Study Suggests Benefits for Patients With Autoimmune Diseases and Heart Disease
By Salynn Boyles
WebMD Health News
Reviewed by Louise Chang, MD

Feb. 26, 2008 -- Adult stem cells harvested from either blood or bone marrow hold promise for the treatment of a wide range of autoimmune diseases and heart disease, a research review shows.

Since the late 1990s, adult stem cell therapy has been used experimentally to treat multiple sclerosis (MS), type 1 diabetes, rheumatoid arthritis, and several other diseases of the immune system, as well as heart disease.

Northwestern University researcher Richard Burt, MD, and colleagues summarize results from roughly 60 of these studies involving about 2,400 patients in a review published in tomorrow's edition of The Journal of the American Medical Association.

Burt pioneered the research on adult stem cells for the treatment of autoimmune disease. He tells WebMD that the potential uses for stem cell therapy are only now beginning to be understood.

"Traditional medicine is about three approaches -- drugs, surgery, and radiotherapy," he says. "Stem cell therapy represents a fourth arm of treatment that in some cases will be combined with other treatments and in other cases will stand alone. We are seeing the tip of the iceberg right now."

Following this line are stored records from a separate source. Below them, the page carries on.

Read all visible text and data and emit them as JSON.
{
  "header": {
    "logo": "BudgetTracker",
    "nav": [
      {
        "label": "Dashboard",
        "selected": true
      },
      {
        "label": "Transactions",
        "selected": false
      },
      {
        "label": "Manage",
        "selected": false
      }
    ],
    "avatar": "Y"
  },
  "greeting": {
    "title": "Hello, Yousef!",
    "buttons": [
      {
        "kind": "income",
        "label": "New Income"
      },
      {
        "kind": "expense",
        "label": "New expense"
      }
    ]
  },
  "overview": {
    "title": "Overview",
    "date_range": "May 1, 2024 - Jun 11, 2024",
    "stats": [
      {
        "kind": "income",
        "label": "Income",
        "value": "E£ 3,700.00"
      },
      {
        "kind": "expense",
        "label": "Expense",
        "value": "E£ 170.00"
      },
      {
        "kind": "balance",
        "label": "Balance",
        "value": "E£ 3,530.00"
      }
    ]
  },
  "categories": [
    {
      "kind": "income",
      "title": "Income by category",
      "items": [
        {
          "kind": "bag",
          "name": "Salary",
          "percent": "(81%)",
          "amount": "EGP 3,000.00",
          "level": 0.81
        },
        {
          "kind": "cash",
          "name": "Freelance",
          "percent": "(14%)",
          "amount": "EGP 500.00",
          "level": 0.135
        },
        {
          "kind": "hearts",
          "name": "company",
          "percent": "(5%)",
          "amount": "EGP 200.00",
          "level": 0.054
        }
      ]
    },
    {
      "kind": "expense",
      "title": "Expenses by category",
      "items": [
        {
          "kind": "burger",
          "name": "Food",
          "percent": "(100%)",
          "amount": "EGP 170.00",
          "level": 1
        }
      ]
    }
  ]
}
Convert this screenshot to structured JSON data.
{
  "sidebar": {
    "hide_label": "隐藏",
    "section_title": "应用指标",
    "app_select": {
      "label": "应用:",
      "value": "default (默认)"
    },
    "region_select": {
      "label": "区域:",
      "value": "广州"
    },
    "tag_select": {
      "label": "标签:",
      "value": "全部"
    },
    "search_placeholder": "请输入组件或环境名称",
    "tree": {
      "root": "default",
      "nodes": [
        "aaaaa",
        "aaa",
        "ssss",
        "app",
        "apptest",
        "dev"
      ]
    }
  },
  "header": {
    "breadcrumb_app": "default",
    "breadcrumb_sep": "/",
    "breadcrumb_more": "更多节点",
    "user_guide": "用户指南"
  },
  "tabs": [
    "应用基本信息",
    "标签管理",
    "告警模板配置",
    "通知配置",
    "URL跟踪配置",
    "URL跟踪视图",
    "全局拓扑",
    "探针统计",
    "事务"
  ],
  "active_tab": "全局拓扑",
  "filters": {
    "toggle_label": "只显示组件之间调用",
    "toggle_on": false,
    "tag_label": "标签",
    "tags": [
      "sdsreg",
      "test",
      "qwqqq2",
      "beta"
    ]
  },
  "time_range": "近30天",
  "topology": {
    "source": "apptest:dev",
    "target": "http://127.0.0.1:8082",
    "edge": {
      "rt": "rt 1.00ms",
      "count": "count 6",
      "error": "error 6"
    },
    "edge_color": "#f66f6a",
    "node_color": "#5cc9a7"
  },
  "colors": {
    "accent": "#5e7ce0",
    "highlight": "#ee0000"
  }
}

Stem Cell Patients Tell Their Stories

Barry Goudy, 48, and Tom Van Lieshout, 76, are both believers. Both are Burt's patients.

Goudy had battled multiple sclerosis for eight years before having a transplant of stem cells taken from his own blood five years ago this summer.

"I played hockey and racquetball and had always been very athletic, but I just couldn't do it anymore," he says. "I got to the point where I couldn't walk up the stairs without dragging my leg."

Goudy spent a month in the hospital, including five days of chemotherapy to knock out his immune system. But he tells WebMD he has been free of MS symptoms ever since.

He says he's now playing hockey and racquetball again, and is "living my life."

"I've had five good years that I wouldn't have had," the Detroit automobile sales representative says.

Tom Van Lieshout was facing the amputation of his right leg due to circulation complications from diabetes when he had a stem cell transplant in January 2005.

He says he was in such excruciating pain before having the treatment that he could only walk 50 to 100 yards at a time.

"When I went into the hospital I walked from the parking ramp to the entrance, which was a couple hundred yards, and I had to stop three times," he tells WebMD. "Just a few days after [the transplant] I was able to walk three blocks to the drugstore and back."

Stem Cell Therapy

Much of the attention and all of the controversy surrounding stem cell therapy has focused on embryonic stem cells -- cells harvested four to five days after an embryo is fertilized.